M. de Saint-Aignan revint, apportant des nouvelles satisfaisantes de la reine, qui gardait le lit seulement par précaution, et pour avoir la force de suivre toutes les volontés du roi.

Tandis que l’on cherchait partout M. Fouquet et Aramis, le nouveau roi continuait paisiblement ses épreuves, et tout le monde, famille, officiers, valets, reconnaissait le roi à son geste, à sa voix, à ses habitudes.

De son côté, Philippe, appliquant sur tous les visages la note et le dessin fidèles fournis par son complice Aramis, se conduisait de façon à ne pas même soulever un soupçon dans l’esprit de ceux qui l’entouraient.

Rien désormais ne pouvait inquiéter l’usurpateur. Avec quelle étrange facilité la Providence ne venait-elle pas de renverser la plus haute fortune du monde, pour y substituer la plus humble !

Philippe admirait cette bonté de Dieu à son égard, et la secondait avec toutes les ressources de son admirable nature. Mais il sentait parfois comme une ombre se glisser sur les rayons de sa nouvelle gloire. Aramis ne paraissait pas.

La conversation avait langui dans la famille royale ; Philippe, préoccupé, oubliait de congédier son frère et madame Henriette. Ceux-ci s’étonnaient et perdaient peu à peu patience. Anne d’Autriche se pencha vers son fils et lui adressa quelques mots en espagnol.

Philippe ignorait complètement cette langue ; il pâlit devant cet obstacle inattendu. Mais, comme si l’esprit de l’imperturbable Aramis l’eût couvert de son infaillibilité, au lieu de se déconcerter, Philippe se leva.

— Eh bien, quoi ? Répondez, dit Anne d’Autriche.

— Quel est tout ce bruit ? demanda Philippe en se tournant vers la porte de l’escalier dérobé.

Et l’on entendait une voix qui criait :

— Par ici, par ici ! Encore quelques degrés, sire !

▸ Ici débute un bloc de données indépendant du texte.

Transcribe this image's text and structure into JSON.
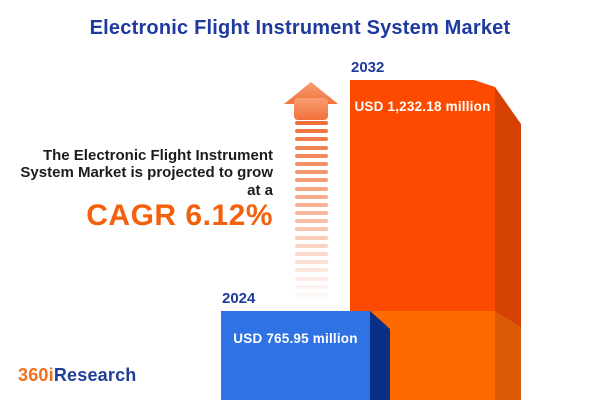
{
  "header": {
    "title": "Electronic Flight Instrument System Market"
  },
  "annotation": {
    "description": "The Electronic Flight Instrument System Market is projected to grow at a",
    "cagr_label": "CAGR 6.12%"
  },
  "chart_data": {
    "type": "bar",
    "title": "Electronic Flight Instrument System Market",
    "unit": "USD million",
    "categories": [
      "2024",
      "2032"
    ],
    "values": [
      765.95,
      1232.18
    ],
    "value_labels": [
      "USD 765.95 million",
      "USD 1,232.18 million"
    ],
    "cagr_percent": 6.12,
    "xlabel": "",
    "ylabel": "",
    "legend": "none",
    "axes_visible": false
  },
  "logo": {
    "part1": "360i",
    "part2": "Research"
  },
  "arrow": {
    "stripe_count": 22
  },
  "colors": {
    "title_blue": "#1e3a9e",
    "cagr_orange": "#f4600c",
    "text_dark": "#1c1c1c",
    "bar2032_front": "#fc4b00",
    "bar2032_side": "#d64104",
    "bar2032_front_lower": "#fc6a00",
    "bar2032_side_lower": "#dc5a04",
    "bar2024_front": "#2e72e4",
    "bar2024_side": "#0a2f87",
    "arrow_orange": "#ef7038",
    "logo_orange": "#f26f1f",
    "logo_blue": "#1f3e97"
  }
}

— La voix de M. Fouquet ? dit d’Artagnan placé près de la reine mère.

— M. d’Herblay ne saurait être loin, ajouta Philippe.

Mais il vit ce qu’il était bien loin de s’attendre à voir si près de lui.

Tous les yeux s’étaient tournés vers la porte par laquelle allait entrer M. Fouquet ; mais ce ne fut pas lui qui entra.

Un cri terrible partit de tous les coins de la chambre, cri douloureux poussé par le roi et les assistants.

Il n’est pas donné aux hommes, même à ceux dont la destinée renferme le plus d’éléments étranges et d’accidents merveilleux, de contempler un spectacle pareil à celui qu’offrait la chambre royale en ce moment.

Les volets, à demi clos, ne laissaient pénétrer qu’une lumière incertaine tamisée par de grands rideaux de velours doublés d’une épaisse soie.

Dans cette pénombre moelleuse s’étaient peu à peu dilatés les yeux, et chacun des assistants voyait les autres plutôt avec la confiance qu’avec la vue. Toutefois, on en arrive, dans ces circonstances, à ne laisser échapper aucun des détails environnants et le nouvel objet qui se présente apparaît lumineux comme s’il était éclairé par le soleil.

C’est ce qui arriva pour Louis XIV, lorsqu’il se montra pâle et le sourcil froncé sous la portière de l’escalier secret.

Fouquet laissa voir, derrière, son visage empreint de sévérité et de tristesse.